Les sentiments sont toujours difficiles à exprimer, plus encore lorsqu’on est handicapé de l’expression. Combien de non sens ? Combien de non dits ? Combien de choses belles et bonnes qui ne sont pas vues, pour qu’une seule moins bien soit vue et se retrouve ainsi sur le devant de la scène ? Pourquoi s’attarde-t-on sur les conséquences quand ce sont les causes qu’il faut analyser, comprendre et traiter ? Lorsque la forêt brûle, les pompiers arrosent le sol tout autant que les arbres, ils traitent à la fois le départ et l’arrivée des flammes, lis soignent à la fois la conséquence et la cause, non ? Il n’est pas toujours aisé de communiquer, ni facile d’exprimer ce qu’on ressent. Pudeur ? Absence de mot ? Trop plein de maux ? La nature humaine est bien complexe et selon son parcours elle se complexifie encore plus pour devenir complexe et complexée. L’inné et l’acquis, voilà qui me ramènent quelques années en arrière, sur des bancs d’écoles, vestiges d’anciennes écoles, mobiliers hors du temps et hors d’époque sur lequel malaisés nous prenions place pour assister à des cours pas toujours aisés à comprendre, il faut parfois du temps et le temps de l’expérience pour que la vie soit une école profitable. Parfois même, cette école de la vie se révèle violente, poussant les leçons en sorte de travaux forcés dont on ne sort pas tout à fait indemne, un peu défait, un peu usé, beaucoup marqué au fer rouge de la vie. Les cicatrices sont longues à disparaitre, peut-être même que si elles s’effacent de l’épiderme, elles continuent de ronger et de marquer les chairs, un peu comme un crabe poursuivant ses galeries dans le terrain meuble, un peu comme des crampes et des douleurs qui vous empêchent de vous asseoir, de rire tout à fait à la vie, de croire que demain sera tout à fait plus beau qu’aujourd’hui, de se lâcher pleinement, de profiter du temps qu’on a devant nous, parce que la chaine qui retient la cheville au mur est pire qu’un boulet qui même lourd apporterait toujours plus de mobilité. Oui, c’est cela en quelque sorte, un mal raciné au corps, une étrave chevillée au corps. Rien n’est jamais comme avant, pourtant, certains après sont plus féroces que les plus costauds des avants.
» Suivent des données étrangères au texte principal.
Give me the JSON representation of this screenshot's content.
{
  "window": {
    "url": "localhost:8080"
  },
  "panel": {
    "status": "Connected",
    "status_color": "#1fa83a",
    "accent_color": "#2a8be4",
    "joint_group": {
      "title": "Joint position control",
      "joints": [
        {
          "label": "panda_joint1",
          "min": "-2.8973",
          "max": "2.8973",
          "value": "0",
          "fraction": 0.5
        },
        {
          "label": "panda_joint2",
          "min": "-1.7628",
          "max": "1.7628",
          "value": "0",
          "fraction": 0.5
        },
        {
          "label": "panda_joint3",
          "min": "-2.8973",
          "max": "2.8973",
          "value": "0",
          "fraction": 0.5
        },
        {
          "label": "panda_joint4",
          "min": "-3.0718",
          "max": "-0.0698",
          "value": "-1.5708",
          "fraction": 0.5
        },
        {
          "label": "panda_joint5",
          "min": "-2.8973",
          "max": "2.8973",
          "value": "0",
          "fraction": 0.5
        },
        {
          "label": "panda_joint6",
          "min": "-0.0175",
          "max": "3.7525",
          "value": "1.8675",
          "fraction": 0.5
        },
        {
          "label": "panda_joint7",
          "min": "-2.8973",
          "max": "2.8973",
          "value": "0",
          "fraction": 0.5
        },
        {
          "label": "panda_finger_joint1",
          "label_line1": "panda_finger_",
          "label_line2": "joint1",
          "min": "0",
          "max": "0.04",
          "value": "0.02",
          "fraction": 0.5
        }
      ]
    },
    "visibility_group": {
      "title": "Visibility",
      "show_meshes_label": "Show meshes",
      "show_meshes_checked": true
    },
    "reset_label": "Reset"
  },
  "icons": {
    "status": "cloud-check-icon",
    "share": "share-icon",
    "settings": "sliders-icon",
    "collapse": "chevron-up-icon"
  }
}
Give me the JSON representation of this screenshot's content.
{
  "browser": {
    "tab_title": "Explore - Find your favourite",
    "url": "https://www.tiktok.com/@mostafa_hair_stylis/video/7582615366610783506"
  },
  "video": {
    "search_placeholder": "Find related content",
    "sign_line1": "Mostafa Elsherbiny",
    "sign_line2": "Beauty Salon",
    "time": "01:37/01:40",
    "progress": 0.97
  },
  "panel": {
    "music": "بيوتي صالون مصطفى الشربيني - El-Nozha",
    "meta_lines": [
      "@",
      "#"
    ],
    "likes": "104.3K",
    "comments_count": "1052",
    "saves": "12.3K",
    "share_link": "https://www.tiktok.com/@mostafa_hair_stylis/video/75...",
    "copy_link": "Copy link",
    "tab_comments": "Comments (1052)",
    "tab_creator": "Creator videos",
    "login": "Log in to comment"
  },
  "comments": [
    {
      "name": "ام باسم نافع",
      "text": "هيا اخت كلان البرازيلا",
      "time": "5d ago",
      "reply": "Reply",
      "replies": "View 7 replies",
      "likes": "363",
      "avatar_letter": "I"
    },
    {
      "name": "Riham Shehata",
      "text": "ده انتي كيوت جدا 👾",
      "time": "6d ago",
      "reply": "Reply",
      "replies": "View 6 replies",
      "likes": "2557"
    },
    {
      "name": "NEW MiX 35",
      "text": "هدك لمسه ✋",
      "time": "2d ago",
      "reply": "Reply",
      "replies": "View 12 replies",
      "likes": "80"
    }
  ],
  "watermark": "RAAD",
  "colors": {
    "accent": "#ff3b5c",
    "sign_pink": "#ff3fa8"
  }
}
Pour combattre cela, il n’est pas d’autres traitements que le temps. La mort est toujours envisagée dans les moments bas comme une solution d’avenir, c’est si beau la mort, et puis, qu’en sait-on ? Peut-être qu’au fond, si personne n’en est revenue, c’est parce que c’est tellement mieux qu’ici. Peut-être. Une expérience comme un autre, tentée, échouée, digérée, qui reviendra lorsqu’elle décidera de revenir, on ne vit pas deux fois avec la même femme, mais celle-ci gagne toujours à la fin, un coup de faux, un coup fatal, ce n’est pas faux. Pour combattre cela, il y a le temps, il y a la vie, ses leçons, ses devoirs, ses coups, ses rappels, ses appels, sa force. Pour combattre cela, il y a le recul, il y a différentes phases, comme la colère, comme les cris, comme le rejet, comme le mutisme, comme c’est envie folle de tout envoyer paitre. Pour combattre cela, il y a du coup beaucoup d’incompréhension, parce que ces attitudes, ces explosions d’émotions, ne sont jamais perçues comme des appels au secours qui en sont la cause, mais comme un acte violent, un rejet, juste vision de la conséquence. En communication, si le message disparait dans la transmission, c’est bel et bien la transmission qui défaille. Soit. Alors, oui, il y a des colères, des cris, des rejets, des coupures, des parjures, et oui tout cela est très mauvais puisque ce sont les seules choses qui restent aux souvenirs. Mais quelle en était la cause ? Oubliée ! Le temps efface les choses dans l’ordre dont elles vous ont marquées, on se souvient toujours des émotions les plus vives, rarement des choses les plus ternes, les plus en arrière-plan. C’est aussi pour cela qu’on ne rejoue pas les événements de sa vie, parce qu’il faudrait les replacer dans un contexte et ce contexte dans un ordre et cet ordre dans le temps, dans son temps, et ce fameux temps d’avant le temps, nous ne sommes plus en mesure, ni vous, ni moi, de s’y replacer, parce qu’entre temps, nous avons vécu, grandit, changé, nous avons poursuivi notre évolution, quelle que soit sa direction, et que nous ne pouvons plus rentrer dans ce temps là, tout comme on ne peut plus rentrer dans nos habits d’enfant, soyons sympa, on va dire d’enfant et pas de nos vingt ans, sourire….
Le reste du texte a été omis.